Sementara, kelompok penentang gerakan perlucutan atau pengendalian senjata memiliki asumsi bahwa senjata bukanlah penyebab tetapi merupakan konsekuensi dari hubungan yang bersifat konfliktif. Secara historis, pada abad 19 dan 20, perlombaan senjata mengindikasikan bahwa bentuk kompetisi internasional seringkali berakhir secara damai dengan mengakui keunggulan militer salah satu pihak. Jadi, yang patut dinilai adalah tujuan penggunaan senjata tersebut bukan persenjataan itu sendiri. Mereka kemudian berargumen bahwa, pertama, perang yang berulang adalah bagian dari hubungan internasional, dan negara-negara yang tidak mampu mempertahankan dirinya secara efektif merupakan rangsangan bagi para agresor yang memiliki persenjataan kuat. Sehingga, metode yang paling efektif untuk menghindari perang adalah bersiap-siap untuk perang. Kedua, perang untuk memperthankan diri bukan saja secara moral adil, tetapi merupakan tanggung jawab menurut hukum alam. Ini didasarkan pada pertanyaan mendasar bahwa untuk apa keuntungan yang dihasilkan dari kekayaan dalam negeri jika hanya untuk menyerah pada agresi eksternal? Dan argumentasi terakhir bahwa pengurangan dan perlucutan senjata suatu negara secara unilateral akan menciptakan vacum of power (kekosongan kekuatan) yang akibatnya akan mengundang agresi dari pihak lain. Untuk itu, mereka menganggap bahwa anggran belanja militer dan pertahanan adalah sebagai alat untuk melindungi perdamaian, dan persenjataan sangat penting untuk menjaga balance of power (Couloumbus & Wolfe 1999: 235-236; dan Holsti 1987: 410-416).

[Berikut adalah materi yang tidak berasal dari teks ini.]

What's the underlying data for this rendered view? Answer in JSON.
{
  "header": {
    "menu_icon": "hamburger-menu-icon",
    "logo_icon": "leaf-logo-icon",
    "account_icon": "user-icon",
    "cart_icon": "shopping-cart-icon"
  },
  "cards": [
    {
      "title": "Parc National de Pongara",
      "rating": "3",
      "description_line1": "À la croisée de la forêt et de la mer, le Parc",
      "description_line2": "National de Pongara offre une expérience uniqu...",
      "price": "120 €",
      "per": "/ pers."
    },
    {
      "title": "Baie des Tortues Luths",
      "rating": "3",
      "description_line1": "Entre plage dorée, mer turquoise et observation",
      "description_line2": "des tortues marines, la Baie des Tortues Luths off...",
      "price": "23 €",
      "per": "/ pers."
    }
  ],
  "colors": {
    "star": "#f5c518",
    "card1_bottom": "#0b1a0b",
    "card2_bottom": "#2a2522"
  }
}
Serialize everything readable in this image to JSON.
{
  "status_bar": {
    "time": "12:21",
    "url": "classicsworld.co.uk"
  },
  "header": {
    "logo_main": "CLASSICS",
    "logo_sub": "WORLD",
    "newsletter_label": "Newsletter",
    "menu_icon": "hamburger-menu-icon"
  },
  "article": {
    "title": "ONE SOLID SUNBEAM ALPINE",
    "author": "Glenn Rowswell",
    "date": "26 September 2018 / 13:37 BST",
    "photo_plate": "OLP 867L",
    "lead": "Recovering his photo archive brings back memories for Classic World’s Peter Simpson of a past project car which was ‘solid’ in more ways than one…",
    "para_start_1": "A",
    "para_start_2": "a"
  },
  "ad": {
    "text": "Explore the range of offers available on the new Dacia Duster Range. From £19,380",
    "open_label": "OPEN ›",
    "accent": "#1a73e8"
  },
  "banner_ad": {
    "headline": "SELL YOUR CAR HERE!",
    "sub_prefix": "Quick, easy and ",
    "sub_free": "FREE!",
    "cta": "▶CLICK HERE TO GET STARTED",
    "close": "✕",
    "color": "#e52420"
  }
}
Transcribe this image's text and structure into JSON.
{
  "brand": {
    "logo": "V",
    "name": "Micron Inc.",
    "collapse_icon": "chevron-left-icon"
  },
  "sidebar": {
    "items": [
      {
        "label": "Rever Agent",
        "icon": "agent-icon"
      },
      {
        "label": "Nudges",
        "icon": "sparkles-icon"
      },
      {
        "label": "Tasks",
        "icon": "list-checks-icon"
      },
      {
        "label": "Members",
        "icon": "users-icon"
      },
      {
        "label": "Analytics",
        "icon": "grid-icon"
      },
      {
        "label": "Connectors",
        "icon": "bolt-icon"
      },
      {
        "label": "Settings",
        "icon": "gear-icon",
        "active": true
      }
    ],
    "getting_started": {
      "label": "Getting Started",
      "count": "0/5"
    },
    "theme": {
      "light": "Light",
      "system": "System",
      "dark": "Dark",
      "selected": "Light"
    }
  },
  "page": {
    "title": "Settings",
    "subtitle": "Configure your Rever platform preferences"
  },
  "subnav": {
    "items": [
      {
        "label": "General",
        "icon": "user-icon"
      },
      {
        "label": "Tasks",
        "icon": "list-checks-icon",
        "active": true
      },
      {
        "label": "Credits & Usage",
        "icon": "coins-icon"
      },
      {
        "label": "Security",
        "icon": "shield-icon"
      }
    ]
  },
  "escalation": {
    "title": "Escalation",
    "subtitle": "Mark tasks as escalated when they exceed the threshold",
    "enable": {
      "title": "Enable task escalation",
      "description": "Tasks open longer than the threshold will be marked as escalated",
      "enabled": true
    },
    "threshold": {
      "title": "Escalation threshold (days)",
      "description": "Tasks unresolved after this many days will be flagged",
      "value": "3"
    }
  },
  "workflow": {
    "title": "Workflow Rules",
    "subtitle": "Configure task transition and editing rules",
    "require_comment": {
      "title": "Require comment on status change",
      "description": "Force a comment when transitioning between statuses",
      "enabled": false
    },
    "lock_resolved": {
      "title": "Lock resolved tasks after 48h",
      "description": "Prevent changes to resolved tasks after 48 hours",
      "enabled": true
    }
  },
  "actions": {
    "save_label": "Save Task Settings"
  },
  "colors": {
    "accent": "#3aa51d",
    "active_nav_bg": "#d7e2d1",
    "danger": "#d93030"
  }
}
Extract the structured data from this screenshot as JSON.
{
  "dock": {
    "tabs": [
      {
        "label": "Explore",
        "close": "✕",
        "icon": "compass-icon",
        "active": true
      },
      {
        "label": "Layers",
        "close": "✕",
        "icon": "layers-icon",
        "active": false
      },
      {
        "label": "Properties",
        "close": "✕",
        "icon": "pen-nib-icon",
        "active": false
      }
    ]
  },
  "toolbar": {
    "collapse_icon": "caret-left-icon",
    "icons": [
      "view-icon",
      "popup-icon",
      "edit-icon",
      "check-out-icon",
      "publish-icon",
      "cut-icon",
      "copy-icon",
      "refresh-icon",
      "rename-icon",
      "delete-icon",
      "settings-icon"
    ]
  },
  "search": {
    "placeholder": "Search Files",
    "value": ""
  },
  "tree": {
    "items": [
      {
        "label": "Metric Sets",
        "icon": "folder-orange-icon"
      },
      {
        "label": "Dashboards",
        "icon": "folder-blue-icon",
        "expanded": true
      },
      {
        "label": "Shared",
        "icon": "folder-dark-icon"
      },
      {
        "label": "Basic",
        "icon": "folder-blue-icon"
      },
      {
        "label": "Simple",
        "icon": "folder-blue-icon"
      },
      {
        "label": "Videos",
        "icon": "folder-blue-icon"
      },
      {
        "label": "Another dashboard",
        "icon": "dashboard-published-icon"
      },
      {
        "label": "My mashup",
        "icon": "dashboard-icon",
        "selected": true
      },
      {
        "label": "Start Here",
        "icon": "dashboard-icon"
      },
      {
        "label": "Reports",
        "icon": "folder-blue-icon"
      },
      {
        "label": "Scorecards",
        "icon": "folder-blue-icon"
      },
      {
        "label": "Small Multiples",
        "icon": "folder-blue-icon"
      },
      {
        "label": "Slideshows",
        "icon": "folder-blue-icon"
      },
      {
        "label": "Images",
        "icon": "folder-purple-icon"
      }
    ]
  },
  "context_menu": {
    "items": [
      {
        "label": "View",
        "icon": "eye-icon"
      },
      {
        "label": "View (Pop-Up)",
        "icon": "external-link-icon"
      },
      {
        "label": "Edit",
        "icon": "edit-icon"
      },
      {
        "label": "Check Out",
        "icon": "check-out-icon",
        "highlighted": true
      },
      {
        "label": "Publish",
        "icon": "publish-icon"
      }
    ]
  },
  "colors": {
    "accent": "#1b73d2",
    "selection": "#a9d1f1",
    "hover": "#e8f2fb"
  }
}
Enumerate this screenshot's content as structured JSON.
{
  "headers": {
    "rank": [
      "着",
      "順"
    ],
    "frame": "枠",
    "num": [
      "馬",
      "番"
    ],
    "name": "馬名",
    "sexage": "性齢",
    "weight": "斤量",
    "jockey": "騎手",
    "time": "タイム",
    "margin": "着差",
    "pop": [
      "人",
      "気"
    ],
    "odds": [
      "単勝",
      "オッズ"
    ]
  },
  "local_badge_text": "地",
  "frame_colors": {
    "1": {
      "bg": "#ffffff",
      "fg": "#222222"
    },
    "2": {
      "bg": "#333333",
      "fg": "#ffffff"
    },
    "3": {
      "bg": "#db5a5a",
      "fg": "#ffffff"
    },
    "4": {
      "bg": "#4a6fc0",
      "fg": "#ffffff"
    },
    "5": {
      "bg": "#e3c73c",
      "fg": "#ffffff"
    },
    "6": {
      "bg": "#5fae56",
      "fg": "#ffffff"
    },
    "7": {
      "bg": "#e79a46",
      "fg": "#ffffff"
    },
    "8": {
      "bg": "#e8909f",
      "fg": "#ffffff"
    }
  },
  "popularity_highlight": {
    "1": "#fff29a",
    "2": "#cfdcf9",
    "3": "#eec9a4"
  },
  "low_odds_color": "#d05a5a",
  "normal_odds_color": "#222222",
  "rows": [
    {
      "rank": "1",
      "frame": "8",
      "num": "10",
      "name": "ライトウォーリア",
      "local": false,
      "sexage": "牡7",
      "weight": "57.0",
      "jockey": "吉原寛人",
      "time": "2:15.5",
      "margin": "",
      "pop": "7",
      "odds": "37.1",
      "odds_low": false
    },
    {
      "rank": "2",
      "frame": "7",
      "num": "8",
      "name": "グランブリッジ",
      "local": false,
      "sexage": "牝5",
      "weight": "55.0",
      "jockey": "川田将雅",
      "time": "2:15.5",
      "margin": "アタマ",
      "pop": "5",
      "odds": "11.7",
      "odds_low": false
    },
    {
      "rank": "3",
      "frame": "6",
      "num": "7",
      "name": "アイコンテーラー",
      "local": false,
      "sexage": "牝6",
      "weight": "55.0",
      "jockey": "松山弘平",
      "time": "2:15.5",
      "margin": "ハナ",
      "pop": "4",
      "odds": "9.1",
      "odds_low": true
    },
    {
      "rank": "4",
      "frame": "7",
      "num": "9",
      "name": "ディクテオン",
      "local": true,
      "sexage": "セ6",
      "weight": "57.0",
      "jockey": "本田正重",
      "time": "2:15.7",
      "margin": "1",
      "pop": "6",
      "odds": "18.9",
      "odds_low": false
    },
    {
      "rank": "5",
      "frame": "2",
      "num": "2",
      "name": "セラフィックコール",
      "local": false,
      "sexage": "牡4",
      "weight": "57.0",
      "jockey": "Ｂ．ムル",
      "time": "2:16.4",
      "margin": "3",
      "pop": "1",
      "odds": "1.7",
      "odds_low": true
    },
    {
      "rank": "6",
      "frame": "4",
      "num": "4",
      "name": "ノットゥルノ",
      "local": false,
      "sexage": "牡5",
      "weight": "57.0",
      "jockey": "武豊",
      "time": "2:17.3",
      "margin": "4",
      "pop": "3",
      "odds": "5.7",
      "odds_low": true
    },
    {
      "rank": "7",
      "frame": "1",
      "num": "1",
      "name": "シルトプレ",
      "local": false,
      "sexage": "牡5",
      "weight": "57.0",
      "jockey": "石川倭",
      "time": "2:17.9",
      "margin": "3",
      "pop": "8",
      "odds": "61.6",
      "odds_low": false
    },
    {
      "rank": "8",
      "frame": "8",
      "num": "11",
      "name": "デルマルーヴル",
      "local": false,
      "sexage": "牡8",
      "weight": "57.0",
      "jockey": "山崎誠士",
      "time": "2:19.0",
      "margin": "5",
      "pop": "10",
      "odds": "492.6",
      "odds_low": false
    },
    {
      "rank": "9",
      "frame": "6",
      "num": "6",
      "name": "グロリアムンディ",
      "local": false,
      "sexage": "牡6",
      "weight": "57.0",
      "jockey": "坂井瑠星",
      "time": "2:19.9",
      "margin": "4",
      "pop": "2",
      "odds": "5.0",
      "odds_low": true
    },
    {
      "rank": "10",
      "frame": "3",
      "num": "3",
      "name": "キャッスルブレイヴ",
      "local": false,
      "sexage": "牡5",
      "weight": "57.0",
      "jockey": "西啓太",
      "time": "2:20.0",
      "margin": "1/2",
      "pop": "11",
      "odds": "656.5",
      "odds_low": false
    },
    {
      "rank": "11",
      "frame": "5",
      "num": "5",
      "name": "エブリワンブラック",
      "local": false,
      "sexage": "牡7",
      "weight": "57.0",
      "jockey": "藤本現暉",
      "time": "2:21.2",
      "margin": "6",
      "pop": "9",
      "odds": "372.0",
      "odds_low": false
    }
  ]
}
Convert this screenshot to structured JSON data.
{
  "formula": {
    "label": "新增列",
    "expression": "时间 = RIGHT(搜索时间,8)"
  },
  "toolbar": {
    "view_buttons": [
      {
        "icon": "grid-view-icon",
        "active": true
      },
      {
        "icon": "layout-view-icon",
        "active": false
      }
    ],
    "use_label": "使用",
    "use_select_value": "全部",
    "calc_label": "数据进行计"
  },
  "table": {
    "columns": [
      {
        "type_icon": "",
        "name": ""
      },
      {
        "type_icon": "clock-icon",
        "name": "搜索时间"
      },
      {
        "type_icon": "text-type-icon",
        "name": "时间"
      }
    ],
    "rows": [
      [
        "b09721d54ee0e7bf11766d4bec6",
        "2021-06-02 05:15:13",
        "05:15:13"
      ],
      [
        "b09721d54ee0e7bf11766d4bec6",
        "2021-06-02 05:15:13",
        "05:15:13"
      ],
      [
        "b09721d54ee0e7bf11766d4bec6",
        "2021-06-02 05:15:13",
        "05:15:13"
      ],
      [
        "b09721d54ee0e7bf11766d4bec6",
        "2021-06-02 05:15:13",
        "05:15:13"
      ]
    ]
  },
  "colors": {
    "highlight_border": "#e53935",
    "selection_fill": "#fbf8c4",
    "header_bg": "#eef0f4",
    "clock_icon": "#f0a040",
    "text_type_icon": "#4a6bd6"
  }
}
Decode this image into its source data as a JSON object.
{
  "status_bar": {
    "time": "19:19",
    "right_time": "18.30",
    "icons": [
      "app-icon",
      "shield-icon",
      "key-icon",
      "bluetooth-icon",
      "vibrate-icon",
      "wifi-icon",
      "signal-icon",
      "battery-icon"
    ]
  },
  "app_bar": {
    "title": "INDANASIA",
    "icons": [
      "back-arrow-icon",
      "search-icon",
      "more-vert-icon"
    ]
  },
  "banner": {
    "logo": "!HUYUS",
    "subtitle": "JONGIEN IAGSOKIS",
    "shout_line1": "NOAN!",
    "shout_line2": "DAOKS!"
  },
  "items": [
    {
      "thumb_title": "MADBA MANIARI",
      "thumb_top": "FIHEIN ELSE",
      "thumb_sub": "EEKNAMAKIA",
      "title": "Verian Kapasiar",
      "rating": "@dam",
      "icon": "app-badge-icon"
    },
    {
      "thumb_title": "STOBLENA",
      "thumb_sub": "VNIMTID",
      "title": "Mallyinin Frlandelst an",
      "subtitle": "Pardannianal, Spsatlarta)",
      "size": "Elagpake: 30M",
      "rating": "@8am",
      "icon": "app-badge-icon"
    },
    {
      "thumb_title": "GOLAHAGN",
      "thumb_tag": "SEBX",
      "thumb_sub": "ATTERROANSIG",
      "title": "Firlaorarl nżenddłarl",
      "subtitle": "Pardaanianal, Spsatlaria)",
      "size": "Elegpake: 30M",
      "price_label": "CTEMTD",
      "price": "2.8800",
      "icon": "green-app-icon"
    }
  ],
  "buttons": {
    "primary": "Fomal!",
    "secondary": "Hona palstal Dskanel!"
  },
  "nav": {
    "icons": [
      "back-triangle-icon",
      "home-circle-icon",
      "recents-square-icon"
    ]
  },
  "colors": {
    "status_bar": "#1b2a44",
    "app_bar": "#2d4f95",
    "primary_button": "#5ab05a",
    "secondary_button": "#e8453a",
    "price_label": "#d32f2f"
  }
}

Terlepas dari kelebihan dan kelemahan argumen-argumen kedua kelompok diatas, umumnya setiap negara selalu membangun kekuatan dan kesiapan militernya. Banyak negara yang mengalokasikan 5 sampai 20 persen dari GNP-nya untuk program-program militer dan pertahanan baik di dalam maupun luar negeri. Tentunya, kemajuan kualitatif dalam teknologi militer diimbangi dengan peningkatan secara kuantitas persenjataan yang dimiliki oleh negara. Hal ini berdampak pada semakin meningkatnya kapasitas kekuatan militer dunia yang didukung dengan jumlah pasukan, tingkat pelatihan untuk meningkatkan kualitas pasukan, dan perlengkapan militer akibat kemajuan teknologi (Coplin 1992: 124-125). Menurut Clausewitz (dalam Holsti 1987: 410), pembangunan teknologi militer telah mentransformasikan peperangan dari penyebaran pengaruh monarki pada masalah-masalah yang berhubungan dengan keberlangsungan hidup manusia di bumi ini. Kekuatan militer tak hanya digunakan untuk menghancurkan musuh secara langsung tetapi juga dipakai sebagai ancaman yang mendukung upaya tawar-menawar dalam diplomasi. Oleh karena itu, tak heran jika pembangunan militer masih dianggap penting dan ini berpengaruh terhadap berkembangnya isu pengendalian atau perlucutan senjata (disarmament / arms control) sebagai mekanisme untuk mengurangi skala konflik yang lebih besar.
Istilah disarmament (perlucutan senjata) merupakan istilah yang cukup inklusif yang diartikan sebagai sesuatu yang terkait erat dengan pernyataan tidak sah untuk semua arsenal dan pembangunan-pembangunan militer, larangan terhadap senjata-senjata tersebut demi kepentingan kemanusiaan (human security) dan perang, serta pengimplementasian perjanjian-perjanjian tertentu yang dirancang untuk mencegah kecelakaan yang bisa menimbulkan pecahnya peperangan (Couloumbus & Wolfe 1999: 236). Disarmament secara absolut menghendaki adanya pemusnahan persenjataan secara global dan pembubaran seluruh angkatan bersenjata serta menghancurkan arsenal strategis yang dimiliki negara (Miller 2006: 256-267). Untuk mewujudkan hal tersebut sepertinya kurang efektif dan banyak pertentangan dari berbagai negara, terutama negara adidaya dan maju yang diuntungkan akibat kemajuan militer dan pertahanan mereka. Militer dan angkatan bersenjata masih dipandang memiliki peran penting dalam kapasitasnya untuk mencegah terjadinya serangan dari negara lain, kerusuhan sosial dan politik di dalam negeri yang akan meruntuhkan rezim pemerintah yang ada, pemanfaatan pasukan pada saat terjadi bencana alam, maupun menekan kekerasan yang terjadi di dalam negeri (Coplin 1992: 128-129).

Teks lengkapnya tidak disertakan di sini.